I have case classes like these. And I am generating test data using RateStreamSource. It is giving me a Dataset. Now I am grouping the dataset groupByKey
and call mapGroupsWithState
.
However inside the state function updateRateAnother
there is some logic and I am printing the iterator. The Iterator always comes as Empty in the method and my logic does not work.
Following is the minimum reproducible example of the code
case class Employee(id: String, value: Long)
case class Rate(timestamp: Timestamp, value: Long)
case class Rate2(timestamp: Timestamp, value: Long, age: Int)
object ResourceConfigConsolidator {
def main(args: Array[String]): Unit = {
val sparkSession = SparkSession
.builder()
.appName("TestJob")
.getOrCreate()
import sparkSession.implicits._
val rate = 2
val randoms = List(10, 20, 30, 40, 50, 60, 70)
def randomElement = Random.shuffle(randoms).head
val rcConfigDS = sparkSession
.readStream
.format("rate") // <-- use RateStreamSource
.option("rowsPerSecond", rate)
.load()
.as[Rate].filter(_.value % 40 == 0).map {
r => Rate2(r.timestamp, r.value, randomElement)
}
def updateRateAnother(key: Int, values: Iterator[Rate2], state:
GroupState[Employee]): Option[Employee] = {
println("key is here ::" key)
if (state.hasTimedOut) {
// We've timed out, lets extract the state and send it down the stream
state.remove()
state.getOption
} else {
println("the iterating values ::::" values.toList.mkString(" , \n"))
println("hello length ::::" values.length)
if (!state.exists) {
if (values.length == 0) {
None
} else {
val latestValue = values.toList.maxBy(_.value)

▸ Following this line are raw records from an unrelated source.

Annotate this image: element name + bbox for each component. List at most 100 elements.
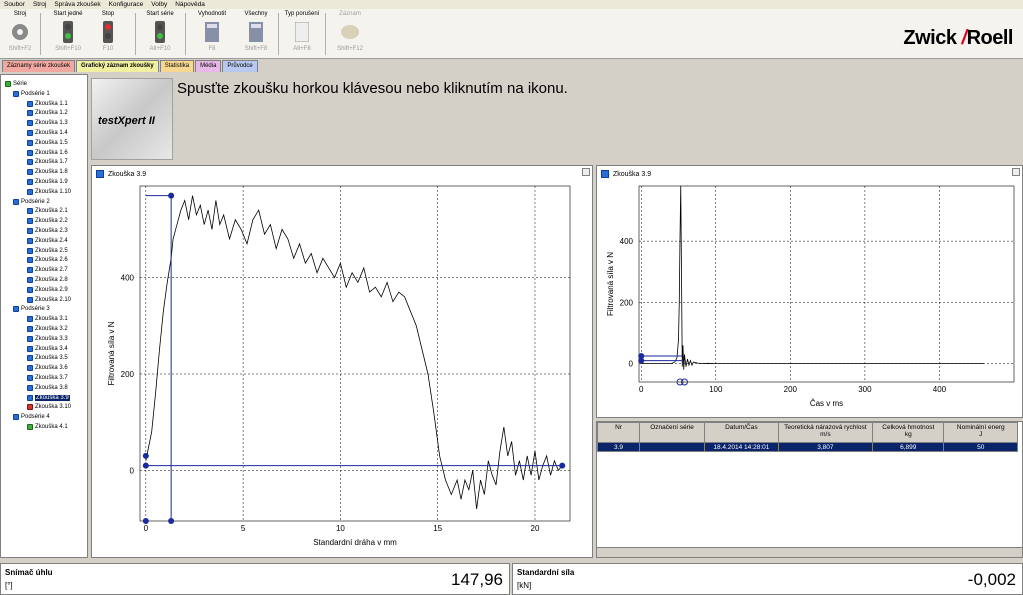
tree-item[interactable]: Zkouška 3.5: [27, 353, 68, 363]
status-title: Snímač úhlu: [5, 568, 53, 577]
menu-item[interactable]: Volby: [147, 1, 171, 8]
tree-item[interactable]: Zkouška 2.3: [27, 226, 68, 236]
hotkey-label: F8: [208, 46, 216, 52]
hotkey-label: Shift+F10: [55, 46, 81, 52]
column-header[interactable]: Teoretická nárazová rychlost m/s: [777, 422, 874, 443]
toolbar-button-1[interactable]: Start jedné Shift+F10: [48, 11, 88, 57]
tree-item[interactable]: Podsérie 4: [13, 412, 50, 422]
tree-item[interactable]: Zkouška 1.3: [27, 118, 68, 128]
tree-item[interactable]: Zkouška 3.9: [27, 393, 70, 403]
tree-item[interactable]: Zkouška 1.2: [27, 108, 68, 118]
tree-item[interactable]: Zkouška 3.10: [27, 402, 71, 412]
tree-item[interactable]: Zkouška 3.6: [27, 363, 68, 373]
tree-item[interactable]: Zkouška 1.9: [27, 177, 68, 187]
tree-item[interactable]: Zkouška 4.1: [27, 422, 68, 432]
tree-item[interactable]: Zkouška 3.1: [27, 314, 68, 324]
test-icon: [27, 159, 33, 166]
test-icon: [27, 169, 33, 176]
test-tree: Série Podsérie 1 Zkouška 1.1 Zkouška 1.2 Zko…: [0, 74, 88, 558]
toolbar-button-5[interactable]: Všechny Shift+F8: [236, 11, 276, 57]
tree-item[interactable]: Zkouška 1.8: [27, 167, 68, 177]
tree-item[interactable]: Zkouška 1.6: [27, 148, 68, 158]
tree-item[interactable]: Zkouška 2.5: [27, 246, 68, 256]
x-tick-label: 300: [858, 385, 872, 394]
menu-item[interactable]: Soubor: [0, 1, 29, 8]
x-tick-label: 0: [144, 524, 149, 533]
test-icon: [27, 316, 33, 323]
menu-item[interactable]: Nápověda: [171, 1, 209, 8]
table-cell: 6,899: [872, 442, 945, 452]
tree-item[interactable]: Zkouška 2.1: [27, 206, 68, 216]
x-axis-label: Standardní dráha v mm: [313, 538, 397, 547]
tree-item-label: Zkouška 2.5: [35, 247, 68, 254]
tree-item[interactable]: Podsérie 2: [13, 197, 50, 207]
hotkey-label: Alt+F10: [149, 46, 171, 52]
table-row[interactable]: 3.9 18.4.2014 14:28:01 3,807 6,899 50: [597, 442, 1018, 452]
toolbar-button-2[interactable]: Stop F10: [88, 11, 128, 57]
toolbar-button-7[interactable]: Záznam Shift+F12: [330, 11, 370, 57]
table-cell: 3.9: [597, 442, 640, 452]
test-icon: [27, 365, 33, 372]
tree-item[interactable]: Podsérie 1: [13, 89, 50, 99]
toolbar-button-0[interactable]: Stroj Shift+F2: [0, 11, 40, 57]
tree-item[interactable]: Zkouška 2.4: [27, 236, 68, 246]
test-icon: [27, 277, 33, 283]
column-header[interactable]: Nr: [597, 422, 640, 443]
tree-item[interactable]: Podsérie 3: [13, 304, 50, 314]
tree-item[interactable]: Série: [5, 79, 27, 89]
tree-item[interactable]: Zkouška 2.7: [27, 265, 68, 275]
menu-item[interactable]: Správa zkoušek: [50, 1, 104, 8]
x-tick-label: 20: [531, 524, 540, 533]
tab-3[interactable]: Média: [195, 60, 222, 72]
tree-item[interactable]: Zkouška 2.8: [27, 275, 68, 285]
tree-item[interactable]: Zkouška 3.2: [27, 324, 68, 334]
maximize-button[interactable]: [1012, 168, 1020, 176]
tree-item[interactable]: Zkouška 1.4: [27, 128, 68, 138]
toolbar-separator: [185, 13, 186, 55]
column-header[interactable]: Celková hmotnost kg: [872, 422, 945, 443]
tree-item-label: Zkouška 2.9: [35, 286, 68, 293]
tab-2[interactable]: Statistika: [159, 60, 195, 72]
tree-item-label: Podsérie 1: [21, 90, 50, 97]
tree-item[interactable]: Zkouška 3.3: [27, 334, 68, 344]
x-tick-label: 5: [241, 524, 246, 533]
tree-item-label: Zkouška 1.8: [35, 169, 68, 176]
tree-item[interactable]: Zkouška 2.9: [27, 285, 68, 295]
tree-item[interactable]: Zkouška 2.10: [27, 295, 71, 305]
status-title: Standardní síla: [517, 568, 575, 577]
maximize-button[interactable]: [582, 168, 590, 176]
test-icon: [27, 267, 33, 274]
tree-item[interactable]: Zkouška 1.1: [27, 99, 68, 109]
toolbar-button-3[interactable]: Start série Alt+F10: [140, 11, 180, 57]
column-header[interactable]: Datum/Čas: [704, 422, 779, 443]
tree-item[interactable]: Zkouška 3.8: [27, 383, 68, 393]
toolbar-button-6[interactable]: Typ porušení Alt+F8: [282, 11, 322, 57]
column-header[interactable]: Nominální energ J: [943, 422, 1018, 443]
tree-item[interactable]: Zkouška 3.7: [27, 373, 68, 383]
test-icon: [27, 179, 33, 185]
menu-item[interactable]: Konfigurace: [105, 1, 148, 8]
y-tick-label: 400: [121, 274, 135, 283]
toolbar: Zwick /Roell Stroj Shift+F2 Start jedné Shi…: [0, 9, 1023, 59]
column-header[interactable]: Označení série: [638, 422, 706, 443]
tree-item[interactable]: Zkouška 2.2: [27, 216, 68, 226]
tab-4[interactable]: Průvodce: [222, 60, 258, 72]
tree-item[interactable]: Zkouška 3.4: [27, 344, 68, 354]
horizontal-scrollbar[interactable]: [597, 547, 1022, 557]
tree-item[interactable]: Zkouška 2.6: [27, 255, 68, 265]
tree-item-label: Série: [13, 81, 28, 87]
tree-item[interactable]: Zkouška 1.5: [27, 138, 68, 148]
test-icon: [27, 355, 33, 362]
tab-1[interactable]: Grafický záznam zkoušky: [76, 60, 159, 72]
tree-item[interactable]: Zkouška 1.7: [27, 157, 68, 167]
test-icon: [27, 237, 33, 244]
test-icon: [27, 326, 33, 332]
tab-0[interactable]: Záznamy série zkoušek: [2, 60, 76, 72]
toolbar-separator: [40, 13, 41, 55]
toolbar-button-4[interactable]: Vyhodnotit F8: [192, 11, 232, 57]
menu-item[interactable]: Stroj: [29, 1, 50, 8]
y-tick-label: 200: [121, 370, 135, 379]
tree-item-label: Zkouška 1.3: [35, 120, 68, 127]
tree-item[interactable]: Zkouška 1.10: [27, 187, 71, 197]
status-angle-sensor: Snímač úhlu [°] 147,96: [0, 563, 510, 595]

val employee = Employee(latestValue.value.toString, latestValue.value)
state.update(employee)
Some(employee)
}
} else {
if (values.isEmpty) {
val currentState = state.get
Some(currentState)
} else {
val latestValue = values.toList.maxBy(_.value)
val currentState = state.get
val updated = currentState.copy(latestValue.value.toString, latestValue.value)

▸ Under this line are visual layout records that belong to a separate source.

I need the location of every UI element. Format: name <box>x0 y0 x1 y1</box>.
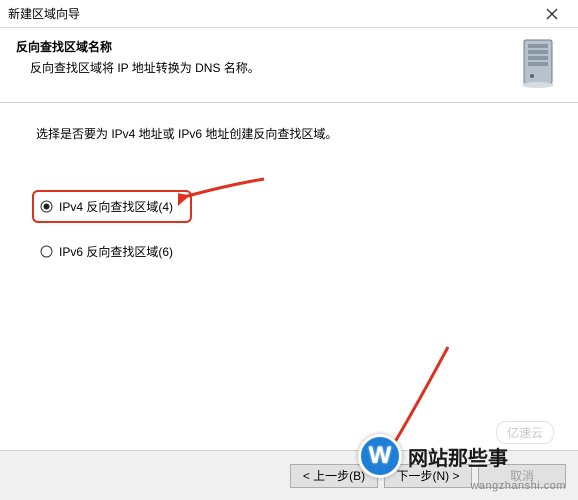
close-icon <box>546 8 558 20</box>
radio-icon-unselected <box>40 245 53 258</box>
overlay-logo: W 网站那些事 <box>358 434 538 478</box>
titlebar: 新建区域向导 <box>0 0 578 28</box>
overlay-logo-circle: W <box>358 434 402 478</box>
radio-ipv6[interactable]: IPv6 反向查找区域(6) <box>38 241 542 262</box>
overlay-sub-text: wangzhanshi.com <box>470 480 566 492</box>
wizard-header: 反向查找区域名称 反向查找区域将 IP 地址转换为 DNS 名称。 <box>0 28 578 103</box>
header-description: 反向查找区域将 IP 地址转换为 DNS 名称。 <box>16 59 510 76</box>
window-title: 新建区域向导 <box>8 5 532 22</box>
server-icon <box>518 38 562 90</box>
radio-ipv4[interactable]: IPv4 反向查找区域(4) <box>32 190 192 223</box>
close-button[interactable] <box>532 2 572 26</box>
wizard-body: 选择是否要为 IPv4 地址或 IPv6 地址创建反向查找区域。 IPv4 反向… <box>0 103 578 459</box>
instruction-text: 选择是否要为 IPv4 地址或 IPv6 地址创建反向查找区域。 <box>36 125 542 142</box>
header-title: 反向查找区域名称 <box>16 38 510 55</box>
overlay-logo-text: 网站那些事 <box>408 442 508 471</box>
radio-icon-selected <box>40 200 53 213</box>
radio-ipv4-label: IPv4 反向查找区域(4) <box>59 198 173 215</box>
radio-ipv6-label: IPv6 反向查找区域(6) <box>59 243 173 260</box>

state.update(currentState.copy(latestValue.value.toString, latestValue.value))
Some(updated)
}
}
}
}
val res: Dataset[Employee] = rcConfigDS.groupByKey(_.age).

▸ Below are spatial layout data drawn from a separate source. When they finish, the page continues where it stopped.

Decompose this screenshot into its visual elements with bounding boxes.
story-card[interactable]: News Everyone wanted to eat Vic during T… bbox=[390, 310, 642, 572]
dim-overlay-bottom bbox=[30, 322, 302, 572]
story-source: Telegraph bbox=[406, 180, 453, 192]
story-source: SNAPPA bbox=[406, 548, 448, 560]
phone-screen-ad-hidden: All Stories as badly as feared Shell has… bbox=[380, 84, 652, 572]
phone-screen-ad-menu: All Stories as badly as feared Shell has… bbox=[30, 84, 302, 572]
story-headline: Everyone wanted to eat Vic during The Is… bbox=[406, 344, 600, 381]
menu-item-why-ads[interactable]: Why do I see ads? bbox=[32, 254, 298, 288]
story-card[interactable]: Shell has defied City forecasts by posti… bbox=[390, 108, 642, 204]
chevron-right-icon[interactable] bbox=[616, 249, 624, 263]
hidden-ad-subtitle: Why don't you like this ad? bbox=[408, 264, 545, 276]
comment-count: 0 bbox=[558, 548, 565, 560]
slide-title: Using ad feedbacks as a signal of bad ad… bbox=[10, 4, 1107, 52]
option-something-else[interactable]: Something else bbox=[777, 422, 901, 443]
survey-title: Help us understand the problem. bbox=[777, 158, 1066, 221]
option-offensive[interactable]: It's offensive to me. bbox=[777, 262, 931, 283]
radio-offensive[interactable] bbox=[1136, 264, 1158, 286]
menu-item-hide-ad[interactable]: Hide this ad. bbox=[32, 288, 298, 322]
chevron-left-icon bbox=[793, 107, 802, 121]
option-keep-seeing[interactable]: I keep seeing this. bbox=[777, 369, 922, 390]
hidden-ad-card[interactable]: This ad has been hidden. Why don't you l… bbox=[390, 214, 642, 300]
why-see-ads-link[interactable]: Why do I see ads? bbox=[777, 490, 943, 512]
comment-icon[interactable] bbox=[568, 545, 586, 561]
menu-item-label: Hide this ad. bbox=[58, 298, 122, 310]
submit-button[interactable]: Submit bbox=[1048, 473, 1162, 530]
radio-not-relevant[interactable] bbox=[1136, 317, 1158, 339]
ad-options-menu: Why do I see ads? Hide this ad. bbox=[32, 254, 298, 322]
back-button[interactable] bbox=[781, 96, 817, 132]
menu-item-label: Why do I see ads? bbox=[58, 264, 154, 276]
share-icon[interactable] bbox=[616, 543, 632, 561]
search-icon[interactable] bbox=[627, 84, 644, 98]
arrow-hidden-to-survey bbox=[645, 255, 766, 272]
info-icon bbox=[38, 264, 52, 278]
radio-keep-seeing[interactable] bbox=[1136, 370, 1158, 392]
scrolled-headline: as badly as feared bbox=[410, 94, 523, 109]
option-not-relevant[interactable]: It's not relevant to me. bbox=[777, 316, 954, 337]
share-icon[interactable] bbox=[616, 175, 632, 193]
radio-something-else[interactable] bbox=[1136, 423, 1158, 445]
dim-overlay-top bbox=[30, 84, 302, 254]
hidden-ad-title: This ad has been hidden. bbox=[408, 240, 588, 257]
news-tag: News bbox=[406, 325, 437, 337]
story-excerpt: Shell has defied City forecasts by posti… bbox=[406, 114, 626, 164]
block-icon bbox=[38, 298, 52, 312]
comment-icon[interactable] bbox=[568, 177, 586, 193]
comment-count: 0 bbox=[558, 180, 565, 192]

mapGroupsWithState(GroupStateTimeout.NoTimeout())(updateRateAnother).flatMap(emp =>
emp)
res.writeStream.format("console")
.outputMode(OutputMode.Update())
.option("truncate", value = false)
.option("checkpointLocation", "checkpoint1")
.start()
}
}
Since I am grouping with the age
, there should be at least one object in the iterator . Am I right in saying this ? Why is the iterator coming as empty ?
CodePudding user response:
Are you sure it is empty when you print it? Because that's the only thing that is surprising. You can only go through an iterator once, so once you do values.toList
for the first time, it becomes empty. You should assign result of toList
to a variable, and discard the iterator.
Better yet, change your logic so that you only need one pass, and get rid of toList
(you can call maxBy
on Iterator
directly ... but only once). The idea is to not load all data at once into memory when dealing with a large dataset.